José Augusto Cabral Barros
As estratégias promocionais e o seu possível controle
Algumas iniciativas foram tomadas fora dos organismos reguladores
estatais com o propósito de orientar as atividades promocionais, na tentativa
de frear os seus excessos, eventualmente punindo transgressores. A própria
OMS, como parte de sua estratégia revisada em relação aos medicamentos,
por ocasião da assembléia geral de 1988, propôs um conjunto de diretrizes
éticas cujo propósito era o de apoiar e fomentar a melhora da assistência
sanitária pelo uso racional dos medicamentos. Critérios éticos sugeridos para
orientar as atividades promocionais do setor farmacêutico foram, nessa
mesma assembléia, aprovados e, posteriormente, revistos na assembléia
de 1994.
Define-se como ‘promoção’ todas as atividades informativas e de
persuasão realizadas pelos fabricantes e distribuidores com o objetivo de
induzir a prescrição, a dispensação, a aquisição e a utilização de um medicamento
(WHO, 1988b).

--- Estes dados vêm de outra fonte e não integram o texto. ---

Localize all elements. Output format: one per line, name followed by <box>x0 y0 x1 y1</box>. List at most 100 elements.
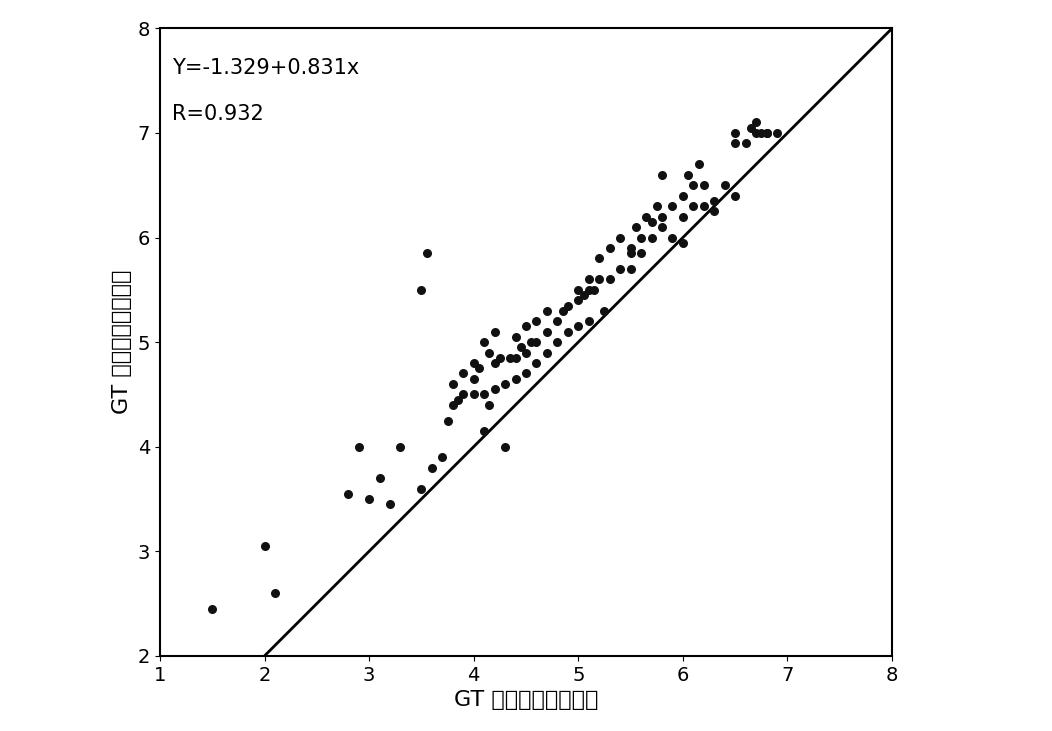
Point <box>716 179 733 191</box>
Point <box>632 232 649 243</box>
Point <box>758 127 775 139</box>
Point <box>518 321 534 333</box>
Point <box>512 341 529 353</box>
Point <box>560 300 576 311</box>
Point <box>769 127 786 139</box>
Point <box>664 232 681 243</box>
Point <box>695 200 712 212</box>
Point <box>507 331 524 343</box>
Point <box>486 357 503 369</box>
Point <box>476 425 492 437</box>
Point <box>350 441 367 452</box>
Point <box>413 482 430 494</box>
Point <box>491 352 508 363</box>
Point <box>523 336 540 348</box>
Point <box>727 190 744 202</box>
Point <box>748 127 765 139</box>
Point <box>518 346 534 358</box>
Point <box>486 326 503 338</box>
Point <box>502 352 519 363</box>
Point <box>497 378 513 390</box>
Point <box>695 179 712 191</box>
Point <box>653 221 670 233</box>
Point <box>560 326 576 338</box>
Point <box>627 221 644 233</box>
Point <box>528 357 545 369</box>
Point <box>256 540 272 552</box>
Point <box>706 195 723 207</box>
Point <box>622 242 639 254</box>
Point <box>727 127 744 139</box>
Point <box>648 200 665 212</box>
Point <box>476 336 492 348</box>
Point <box>743 122 760 134</box>
Point <box>528 315 545 327</box>
Point <box>266 587 283 599</box>
Point <box>591 253 608 265</box>
Point <box>685 200 702 212</box>
Point <box>497 441 513 452</box>
Point <box>481 346 498 358</box>
Point <box>596 305 613 317</box>
Point <box>549 336 566 348</box>
Point <box>340 488 357 499</box>
Point <box>638 211 654 222</box>
Point <box>570 321 587 333</box>
Point <box>581 284 598 295</box>
Point <box>486 383 503 395</box>
Point <box>632 247 649 259</box>
Y-axis label: GT 标准测定値（级）: GT 标准测定値（级） <box>113 270 133 414</box>
Point <box>570 295 587 306</box>
Point <box>444 399 461 411</box>
Point <box>439 414 456 426</box>
Point <box>392 441 409 452</box>
Text: Y=-1.329+0.831x: Y=-1.329+0.831x <box>173 58 360 77</box>
Point <box>586 284 603 295</box>
Point <box>465 373 482 385</box>
Point <box>643 232 660 243</box>
Point <box>674 237 691 249</box>
Point <box>554 305 571 317</box>
Text: R=0.932: R=0.932 <box>173 104 264 124</box>
Point <box>549 315 566 327</box>
Point <box>424 462 441 474</box>
Point <box>465 389 482 401</box>
Point <box>602 273 619 285</box>
Point <box>611 232 628 243</box>
Point <box>758 127 775 139</box>
Point <box>602 242 619 254</box>
Point <box>753 127 770 139</box>
Point <box>204 603 221 615</box>
Point <box>622 263 639 275</box>
Point <box>433 451 450 463</box>
Point <box>539 326 555 338</box>
Point <box>470 363 487 374</box>
Point <box>539 346 555 358</box>
Point <box>653 169 670 181</box>
Point <box>444 378 461 390</box>
Point <box>706 205 723 217</box>
Point <box>419 247 436 259</box>
Point <box>528 336 545 348</box>
Point <box>622 247 639 259</box>
Point <box>413 284 430 295</box>
Point <box>611 263 628 275</box>
Point <box>507 373 524 385</box>
Point <box>581 273 598 285</box>
Point <box>680 169 696 181</box>
Point <box>465 357 482 369</box>
Point <box>581 315 598 327</box>
Point <box>476 389 492 401</box>
Point <box>449 394 466 406</box>
Point <box>575 289 592 301</box>
Point <box>507 352 524 363</box>
Point <box>674 190 691 202</box>
Point <box>664 200 681 212</box>
Point <box>748 117 765 129</box>
Point <box>685 179 702 191</box>
X-axis label: GT 快速测定値（级）: GT 快速测定値（级） <box>453 690 599 711</box>
Point <box>539 305 555 317</box>
Point <box>361 493 378 505</box>
Point <box>371 472 388 484</box>
Point <box>737 137 754 149</box>
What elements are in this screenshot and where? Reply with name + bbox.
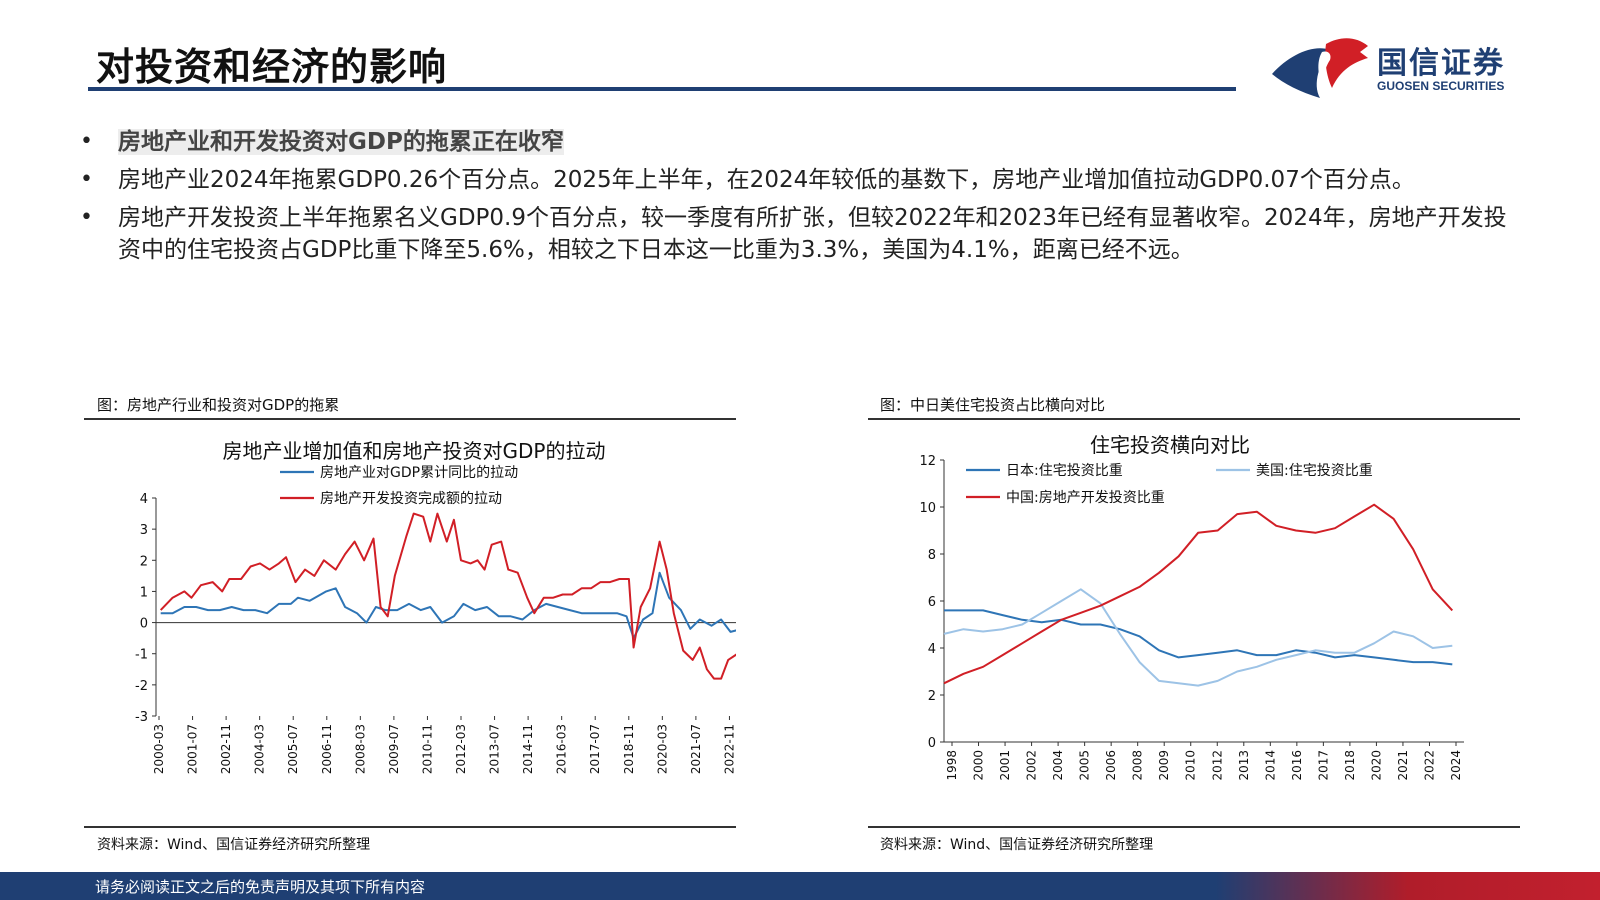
x-tick-label: 2001: [998, 750, 1012, 781]
x-tick-label: 2016-03: [555, 724, 569, 774]
footer-disclaimer: 请务必阅读正文之后的免责声明及其项下所有内容: [95, 878, 426, 896]
bullet-item: • 房地产业和开发投资对GDP的拖累正在收窄: [80, 126, 1510, 158]
x-tick-label: 2017: [1316, 750, 1330, 781]
bullet-dot-icon: •: [80, 167, 93, 192]
legend-label: 日本:住宅投资比重: [1006, 463, 1123, 479]
bullet-text: 房地产开发投资上半年拖累名义GDP0.9个百分点，较一季度有所扩张，但较2022…: [118, 205, 1507, 263]
legend-label: 中国:房地产开发投资比重: [1006, 490, 1165, 506]
right-figure-top-rule: [868, 418, 1520, 420]
x-tick-label: 2000-03: [152, 724, 166, 774]
y-tick-label: 0: [928, 736, 936, 751]
x-tick-label: 2022-11: [722, 724, 736, 774]
x-tick-label: 2021: [1396, 750, 1410, 781]
series-line: [160, 571, 736, 640]
right-chart: 住宅投资横向对比 0 2 4 6 8 10 12 1998 2000 2001 2002 2004 200…: [919, 433, 1464, 781]
chart-title: 房地产业增加值和房地产投资对GDP的拉动: [223, 439, 606, 463]
series-line: [943, 503, 1454, 685]
x-tick-label: 1998: [945, 750, 959, 781]
logo-text-cn: 国信证券: [1377, 46, 1505, 81]
y-tick-label: 8: [928, 548, 936, 563]
bullet-text: 房地产业和开发投资对GDP的拖累正在收窄: [118, 129, 564, 155]
x-tick-label: 2018-11: [622, 724, 636, 774]
x-tick-label: 2017-07: [588, 724, 602, 774]
legend-label: 房地产业对GDP累计同比的拉动: [320, 465, 518, 481]
series-line: [944, 609, 1453, 666]
x-tick-label: 2022: [1422, 750, 1436, 781]
page-title: 对投资和经济的影响: [96, 45, 448, 89]
x-tick-label: 2008: [1131, 750, 1145, 781]
y-tick-label: -3: [135, 710, 148, 725]
bullet-dot-icon: •: [80, 205, 93, 230]
x-tick-label: 2012: [1210, 750, 1224, 781]
x-tick-label: 2013-07: [488, 724, 502, 774]
y-tick-label: -2: [135, 679, 148, 694]
x-tick-label: 2020: [1369, 750, 1383, 781]
x-tick-label: 2006: [1104, 750, 1118, 781]
x-tick-label: 2020-03: [655, 724, 669, 774]
x-tick-label: 2004-03: [253, 724, 267, 774]
legend-label: 美国:住宅投资比重: [1256, 463, 1373, 479]
x-tick-label: 2010-11: [420, 724, 434, 774]
y-tick-label: 2: [140, 554, 148, 569]
x-tick-label: 2021-07: [689, 724, 703, 774]
right-figure-source: 资料来源：Wind、国信证券经济研究所整理: [880, 837, 1154, 853]
x-tick-label: 2016: [1290, 750, 1304, 781]
x-tick-label: 2006-11: [320, 724, 334, 774]
y-tick-label: 2: [928, 689, 936, 704]
left-figure-title: 图：房地产行业和投资对GDP的拖累: [97, 396, 340, 414]
chart-title: 住宅投资横向对比: [1090, 433, 1250, 457]
x-tick-label: 2002-11: [219, 724, 233, 774]
right-figure-bottom-rule: [868, 826, 1520, 828]
bullet-item: • 房地产开发投资上半年拖累名义GDP0.9个百分点，较一季度有所扩张，但较20…: [80, 202, 1510, 266]
footer-bar: 请务必阅读正文之后的免责声明及其项下所有内容: [0, 872, 1600, 900]
x-tick-label: 2013: [1237, 750, 1251, 781]
y-tick-label: 6: [928, 595, 936, 610]
y-tick-label: 4: [928, 642, 936, 657]
series-line: [159, 512, 736, 680]
bullet-text: 房地产业2024年拖累GDP0.26个百分点。2025年上半年，在2024年较低…: [118, 167, 1415, 193]
x-tick-label: 2018: [1343, 750, 1357, 781]
series-line: [943, 588, 1453, 687]
bullet-list: • 房地产业和开发投资对GDP的拖累正在收窄 • 房地产业2024年拖累GDP0…: [80, 126, 1510, 272]
left-figure-top-rule: [84, 418, 736, 420]
y-tick-label: 12: [919, 454, 936, 469]
x-tick-label: 2024: [1449, 750, 1463, 781]
left-chart: 房地产业增加值和房地产投资对GDP的拉动 4 3 2 1 0 -1 -2 -3 2000-03 20…: [135, 439, 736, 774]
title-underline: [88, 87, 1236, 91]
guosen-logo-mark-icon: [1272, 38, 1368, 98]
x-tick-label: 2001-07: [186, 724, 200, 774]
bullet-dot-icon: •: [80, 129, 93, 154]
left-figure-bottom-rule: [84, 826, 736, 828]
x-tick-label: 2014-11: [521, 724, 535, 774]
company-logo: 国信证券 GUOSEN SECURITIES: [1270, 32, 1530, 102]
y-tick-label: 3: [140, 523, 148, 538]
y-tick-label: 4: [140, 492, 148, 507]
y-tick-label: 1: [140, 585, 148, 600]
left-figure-source: 资料来源：Wind、国信证券经济研究所整理: [97, 837, 371, 853]
logo-text-en: GUOSEN SECURITIES: [1377, 79, 1505, 93]
x-tick-label: 2009-07: [387, 724, 401, 774]
x-tick-label: 2012-03: [454, 724, 468, 774]
x-tick-label: 2005: [1078, 750, 1092, 781]
x-tick-label: 2008-03: [353, 724, 367, 774]
x-tick-label: 2004: [1051, 750, 1065, 781]
legend-label: 房地产开发投资完成额的拉动: [320, 491, 502, 507]
y-tick-label: 0: [140, 617, 148, 632]
x-tick-label: 2014: [1263, 750, 1277, 781]
y-tick-label: 10: [919, 501, 936, 516]
bullet-item: • 房地产业2024年拖累GDP0.26个百分点。2025年上半年，在2024年…: [80, 164, 1510, 196]
right-figure-title: 图：中日美住宅投资占比横向对比: [880, 396, 1106, 414]
x-tick-label: 2002: [1025, 750, 1039, 781]
x-tick-label: 2009: [1157, 750, 1171, 781]
x-tick-label: 2010: [1184, 750, 1198, 781]
x-tick-label: 2000: [972, 750, 986, 781]
x-tick-label: 2005-07: [286, 724, 300, 774]
y-tick-label: -1: [135, 648, 148, 663]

Ainda que tenham sua importância, infelizmente as
resoluções como a mencionada e todas as oriundas do fórum máximo da
OMS têm um caráter propositivo e não compulsório, apesar de terem sido
aprovadas pelos representantes oficiais dos diferentes Estados-Membros.
Em mesas-redondas realizadas em 1997 e 1999 pela OMS, com a
participação de organizações não-governamentais, chegou-se à conclusão de
que a promoção inadequada dos medicamentos continuava sendo um
grave problema em todos os países. Tal como ressalta a diretora geral da
Organização, à época, em pronunciamento na 49ª Assembléia Mundial de
Saúde, “continua havendo um desequilíbrio entre a informação sobre
medicamentos produzida comercialmente e a informação sobre
medicamentos independente, comparativa, comprovada cientificamente
e atualizada, para os prescritores, os dispensadores e os consumidores”. Na
segunda das mesas-redondas antes referidas, foi decidido criar uma ampla
base de dados sobre promoção de medicamentos a partir de informações
a serem recebidas de organizações não-governamentais de todo o mundo
(www.drugpromo.info). A base de dados propõe-se subsidiar uma gama
variada de interessados, a exemplo de profissionais de saúde, associações
profissionais, pesquisadores universitários, organizações de consumidores e
outras organizações não-governamentais, agências reguladoras e a própria
indústria farmacêutica, que poderá avaliar as críticas formuladas a suas atividades
promocionais. Os objetivos do projeto, coordenado pela OMS e pela
HAI, eram os seguintes:
• documentar o volume de promoção inadequada nos países desenvolvidos
e em desenvolvimento;
• documentar os efeitos da promoção inadequada sobre a saúde;
• formular recomendações para as investigações que se fizerem
necessárias;
• proporcionar informação sobre os instrumentos que podem ser
utilizados para informar adequadamente aos profissionais de saúde
sobre a promoção;
• proporcionar instrumentos para monitorizar a promoção dos medicamentos;
• promover a formação de redes de grupos e pessoas interessadas
nos temas da ‘promoção’, proporcionando enlaces entre eles por meio
da web.
Ainda que se saiba que a promoção farmacêutica continuará existindo
como estratégia da indústria para manter e, preferentemente, ampliar suas
vendas, segundo Lexchin, responsável pelo projeto da base de dados,
nuestra tarea consiste en conocer y educar a los profesionales de la salud y
los consumidores acerca de las limitaciones de la promoción ética de
medicamentos como fuente de información sobre el tratamiento; en
determinar sus importantes posibilidades de daño cuando es inexacta,
inapropiada o sesgada y en determinar su potente influencia sobre los
prescriptores y usuarios (Lexchin, 2002).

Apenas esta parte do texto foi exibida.